The BenQ PD3220U 4K computer monitor for video editing combines elegance and professionalism, proving to be a competent and attractive option. During our testing, we appreciated the high-quality craftsmanship and appealing appearance. The robust metal base, in particular, is well-built, allowing for smooth adjustments in viewing angle. If you work on numerous computers, you’ll love the built-in KVM switch, which lets you switch between machines without changing keyboards and mice.

Even the specifications are impressive. The 4K resolution, high pixel density, and wide colour gamut produced a sharp and bright image. The standout feature was the HDR capabilities, which allow for increased contrast between light and dark in photographs. We discovered that they provided depth and dimensionality for an engaging viewing experience.

Like many displays in this price range, the speakers leave something to be desired. The real standout here, however, is the 100% sRGB colour gamut and 10-bit colour depth, which produce rich, realistic colours that are great for photo and video processing.

Frequently Asked Questions (FAQs)

What are the many monitor panel types?

Three major varieties of LCD panels are available today, beginning with TN (twisted nematic), which is the oldest and least expensive. Next, we have Vertical Alignment (VA), In-Plane Switching (IPS), and OLED. IPS panels are more efficient for video editing because they provide a wide range of colours. When displaying fast-paced footage, VA panels suffer from motion blur, while OLED panels offer superior blacks but are more expensive and have other issues.

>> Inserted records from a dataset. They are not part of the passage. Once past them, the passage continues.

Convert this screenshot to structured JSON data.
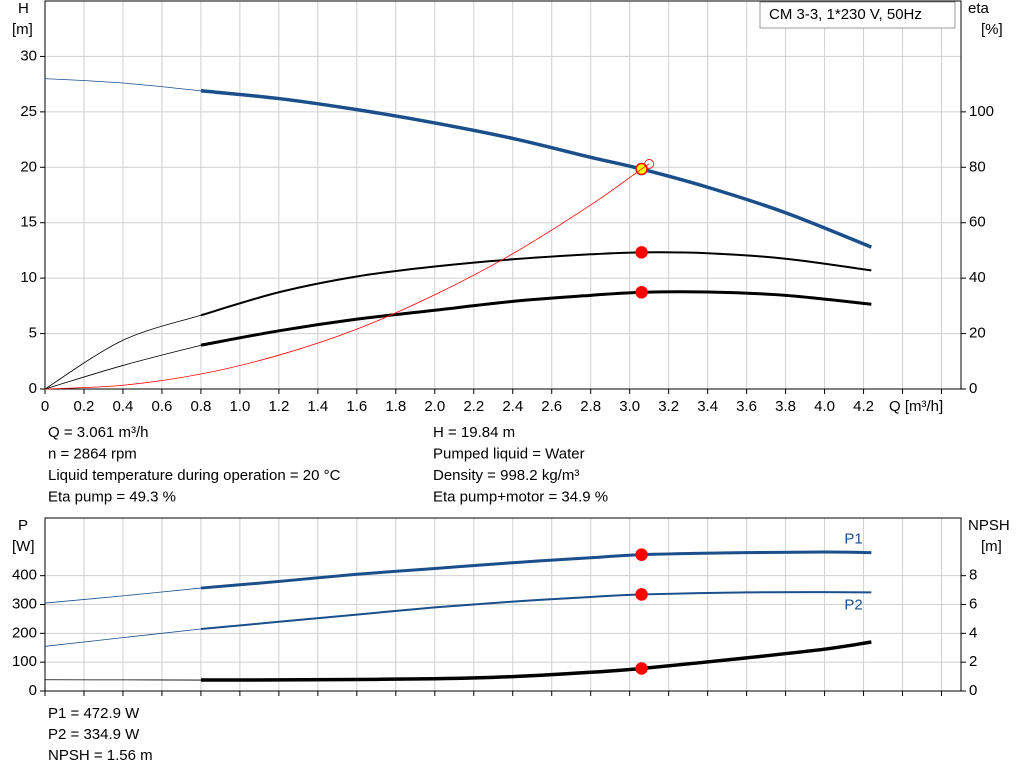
{
  "chart_data": [
    {
      "type": "line",
      "title": "CM 3-3, 1*230 V, 50Hz",
      "x_label": "Q [m³/h]",
      "y_label": [
        "H",
        "[m]"
      ],
      "y2_label": [
        "eta",
        "[%]"
      ],
      "xlim": [
        0,
        4.7
      ],
      "xticks": [
        0,
        0.2,
        0.4,
        0.6,
        0.8,
        {
          "value": 1,
          "label": "1.0"
        },
        1.2,
        1.4,
        1.6,
        1.8,
        {
          "value": 2,
          "label": "2.0"
        },
        2.2,
        2.4,
        2.6,
        2.8,
        {
          "value": 3,
          "label": "3.0"
        },
        3.2,
        3.4,
        3.6,
        3.8,
        {
          "value": 4,
          "label": "4.0"
        },
        4.2,
        {
          "value": 4.4,
          "label": null
        },
        {
          "value": 4.6,
          "label": null
        }
      ],
      "ylim": [
        0,
        35
      ],
      "yticks": [
        0,
        5,
        10,
        15,
        20,
        25,
        30
      ],
      "y2lim": [
        0,
        140
      ],
      "y2ticks": [
        0,
        20,
        40,
        60,
        80,
        100
      ],
      "grid": true,
      "thick_from": 0.8,
      "operating_x": 3.061,
      "series": [
        {
          "color": "#1a4f8b",
          "marker": true,
          "marker_fill": "#ffff00",
          "x": [
            0,
            0.4,
            0.8,
            1.2,
            1.6,
            2.0,
            2.4,
            2.8,
            3.061,
            3.4,
            3.8,
            4.24
          ],
          "values": [
            28,
            27.6,
            26.9,
            26.2,
            25.2,
            24.0,
            22.6,
            20.9,
            19.84,
            18.2,
            15.9,
            12.8
          ]
        },
        {
          "color": "#000000",
          "axis": "y2",
          "marker": true,
          "x": [
            0,
            0.4,
            0.8,
            1.2,
            1.6,
            2.0,
            2.4,
            2.8,
            3.061,
            3.4,
            3.8,
            4.24
          ],
          "values": [
            0,
            17.6,
            26.6,
            34.9,
            40.6,
            44.2,
            46.8,
            48.6,
            49.3,
            49,
            47,
            42.8
          ]
        },
        {
          "color": "#000000",
          "axis": "y2",
          "marker": true,
          "x": [
            0,
            0.4,
            0.8,
            1.2,
            1.6,
            2.0,
            2.4,
            2.8,
            3.061,
            3.4,
            3.8,
            4.24
          ],
          "values": [
            0,
            8.5,
            15.8,
            21,
            25.2,
            28.4,
            31.6,
            33.8,
            34.9,
            35.0,
            33.8,
            30.6
          ]
        },
        {
          "color": "#ff0000",
          "thin": true,
          "end_marker": true,
          "x": [
            0,
            0.4,
            0.8,
            1.2,
            1.6,
            2.0,
            2.4,
            2.8,
            3.061,
            3.1
          ],
          "values": [
            0,
            0.34,
            1.35,
            3.05,
            5.4,
            8.5,
            12.2,
            16.6,
            19.84,
            20.3
          ]
        }
      ]
    },
    {
      "type": "line",
      "y_label": [
        "P",
        "[W]"
      ],
      "y2_label": [
        "NPSH",
        "[m]"
      ],
      "xlim": [
        0,
        4.7
      ],
      "x_tick_labels": false,
      "xticks": [
        0,
        0.2,
        0.4,
        0.6,
        0.8,
        1,
        1.2,
        1.4,
        1.6,
        1.8,
        2,
        2.2,
        2.4,
        2.6,
        2.8,
        3,
        3.2,
        3.4,
        3.6,
        3.8,
        4,
        4.2,
        4.4,
        4.6
      ],
      "ylim": [
        0,
        600
      ],
      "yticks": [
        0,
        100,
        200,
        300,
        400
      ],
      "y2lim": [
        0,
        12
      ],
      "y2ticks": [
        0,
        2,
        4,
        6,
        8
      ],
      "grid": true,
      "thick_from": 0.8,
      "operating_x": 3.061,
      "series": [
        {
          "name": "P1",
          "color": "#1a4f8b",
          "marker": true,
          "x": [
            0,
            0.4,
            0.8,
            1.2,
            1.6,
            2.0,
            2.4,
            2.8,
            3.061,
            3.6,
            4.0,
            4.24
          ],
          "values": [
            305,
            330,
            357,
            380,
            405,
            425,
            445,
            462,
            472.9,
            480,
            482,
            480
          ]
        },
        {
          "name": "P2",
          "color": "#1a4f8b",
          "marker": true,
          "x": [
            0,
            0.4,
            0.8,
            1.2,
            1.6,
            2.0,
            2.4,
            2.8,
            3.061,
            3.6,
            4.0,
            4.24
          ],
          "values": [
            155,
            185,
            215,
            240,
            265,
            290,
            310,
            326,
            334.9,
            342,
            343,
            342
          ]
        },
        {
          "color": "#000000",
          "axis": "y2",
          "marker": true,
          "x": [
            0,
            0.4,
            0.8,
            1.2,
            1.6,
            2.0,
            2.4,
            2.8,
            3.061,
            3.6,
            4.0,
            4.24
          ],
          "values": [
            0.78,
            0.77,
            0.76,
            0.77,
            0.8,
            0.85,
            1.0,
            1.3,
            1.56,
            2.3,
            2.9,
            3.4
          ]
        }
      ]
    }
  ],
  "info": {
    "pump_left": [
      "Q = 3.061 m³/h",
      "n = 2864 rpm",
      "Liquid temperature during operation = 20 °C",
      "Eta pump = 49.3 %"
    ],
    "pump_right": [
      "H = 19.84 m",
      "Pumped liquid = Water",
      "Density = 998.2 kg/m³",
      "Eta pump+motor = 34.9 %"
    ],
    "power": [
      "P1 = 472.9 W",
      "P2 = 334.9 W",
      "NPSH = 1.56 m"
    ]
  }
}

When using a video editing monitor, the most significant factors to consider are brightness, contrast, and colour gamut. The colour gamut of a monitor refers to the range of colours it can display. Although all modern LCDs offer outstanding contrast ratios, brightness levels, and colour gamuts, IPS LCD panels have wider viewing angles and support more colours than their TN counterparts. To achieve colour accuracy, your monitor must also be correctly calibrated.